One part of explanation of Relaxed ordering is ....

// Thread 1:
r1 = y.load(memory_order_relaxed); // A
x.store(r1, memory_order_relaxed); // B
// Thread 2:
r2 = x.load(memory_order_relaxed); // C 
y.store(42, memory_order_relaxed); // D

and the explanation of this is said ...

[It] is allowed to produce r1 == r2 == 42. In particular, this may occur if D is completed before C in thread 2, either due to compiler reordering or at runtime.

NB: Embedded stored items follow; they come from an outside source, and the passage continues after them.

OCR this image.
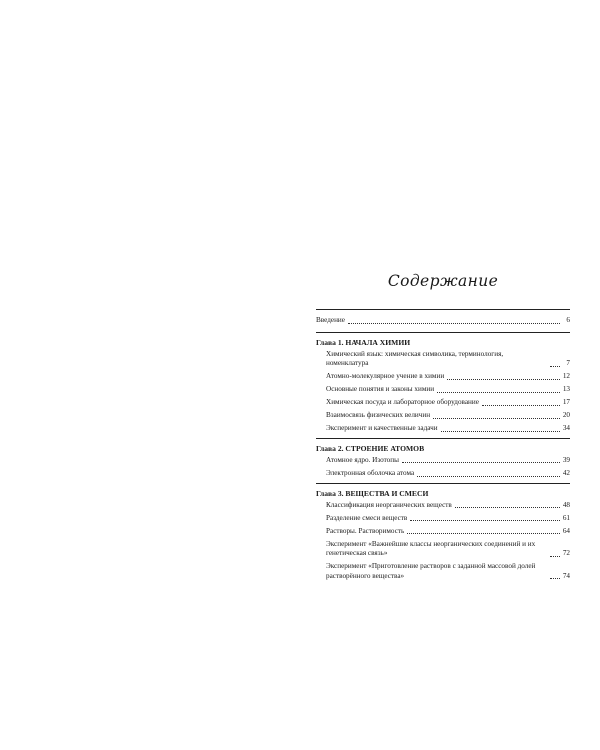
Содержание
Введение	6
Глава 1. НАЧАЛА ХИМИИ
Химический язык: химическая символика, терминология, номенклатура	7
Атомно-молекулярное учение в химии	12
Основные понятия и законы химии	13
Химическая посуда и лабораторное оборудование	17
Взаимосвязь физических величин	20
Эксперимент и качественные задачи	34
Глава 2. СТРОЕНИЕ АТОМОВ
Атомное ядро. Изотопы	39
Электронная оболочка атома	42
Глава 3. ВЕЩЕСТВА И СМЕСИ
Классификация неорганических веществ	48
Разделение смеси веществ	61
Растворы. Растворимость	64
Эксперимент «Важнейшие классы неорганических соединений и их генетическая связь»	72
Эксперимент «Приготовление растворов с заданной массовой долей растворённого вещества»	74
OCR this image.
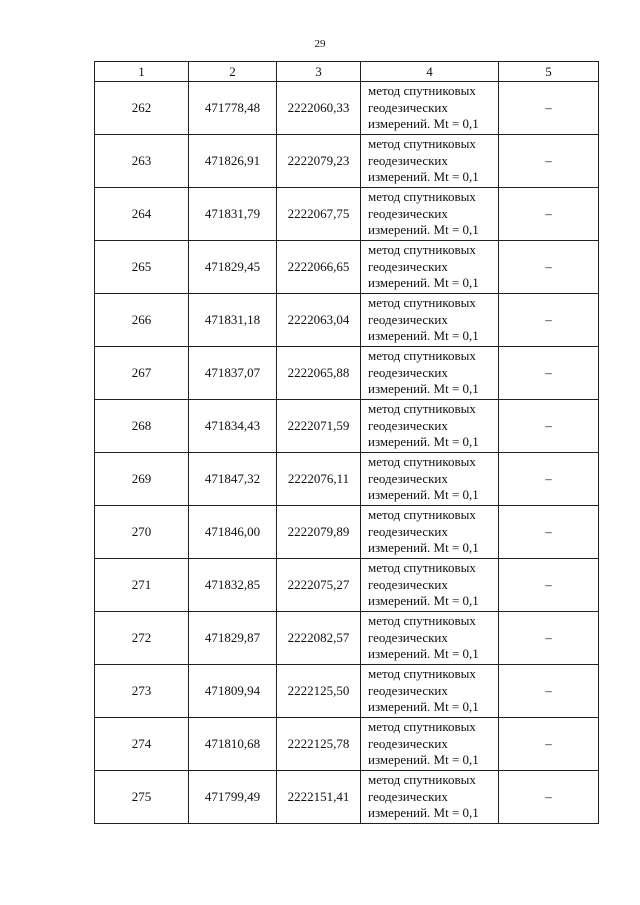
29
1	2	3	4	5
262	471778,48	2222060,33	метод спутниковых
геодезических
измерений. Mt = 0,1	–
263	471826,91	2222079,23	метод спутниковых
геодезических
измерений. Mt = 0,1	–
264	471831,79	2222067,75	метод спутниковых
геодезических
измерений. Mt = 0,1	–
265	471829,45	2222066,65	метод спутниковых
геодезических
измерений. Mt = 0,1	–
266	471831,18	2222063,04	метод спутниковых
геодезических
измерений. Mt = 0,1	–
267	471837,07	2222065,88	метод спутниковых
геодезических
измерений. Mt = 0,1	–
268	471834,43	2222071,59	метод спутниковых
геодезических
измерений. Mt = 0,1	–
269	471847,32	2222076,11	метод спутниковых
геодезических
измерений. Mt = 0,1	–
270	471846,00	2222079,89	метод спутниковых
геодезических
измерений. Mt = 0,1	–
271	471832,85	2222075,27	метод спутниковых
геодезических
измерений. Mt = 0,1	–
272	471829,87	2222082,57	метод спутниковых
геодезических
измерений. Mt = 0,1	–
273	471809,94	2222125,50	метод спутниковых
геодезических
измерений. Mt = 0,1	–
274	471810,68	2222125,78	метод спутниковых
геодезических
измерений. Mt = 0,1	–
275	471799,49	2222151,41	метод спутниковых
геодезических
измерений. Mt = 0,1	–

I have understood the explanation, and try to test on my computer as following code:

std::atomic<int> x = {0};
std::atomic<int> y = {0};

int r1, r2;

void task1() {
    // Thread 1:
    r1 = y.load(memory_order_relaxed); // A
    x.store(r1, memory_order_relaxed); // B
}

void task2() {
   // Thread 2:
    r2 = x.load(memory_order_relaxed); // C 
    y.store(42, memory_order_relaxed); // D
}


int main()
{
    std::thread t2 (task2);
    std::thread t1 (task1);

    t1.join();
    t2.join();

    cout << "r1: " << r1
        << "\nr2: " << r2 << endl;

    return 0;
}

The results of this code is never r1 == r2 == 42, which is said that it's a possible behavior in that doc.

Is there any wrong in this code? Or, is there any misunderstanding?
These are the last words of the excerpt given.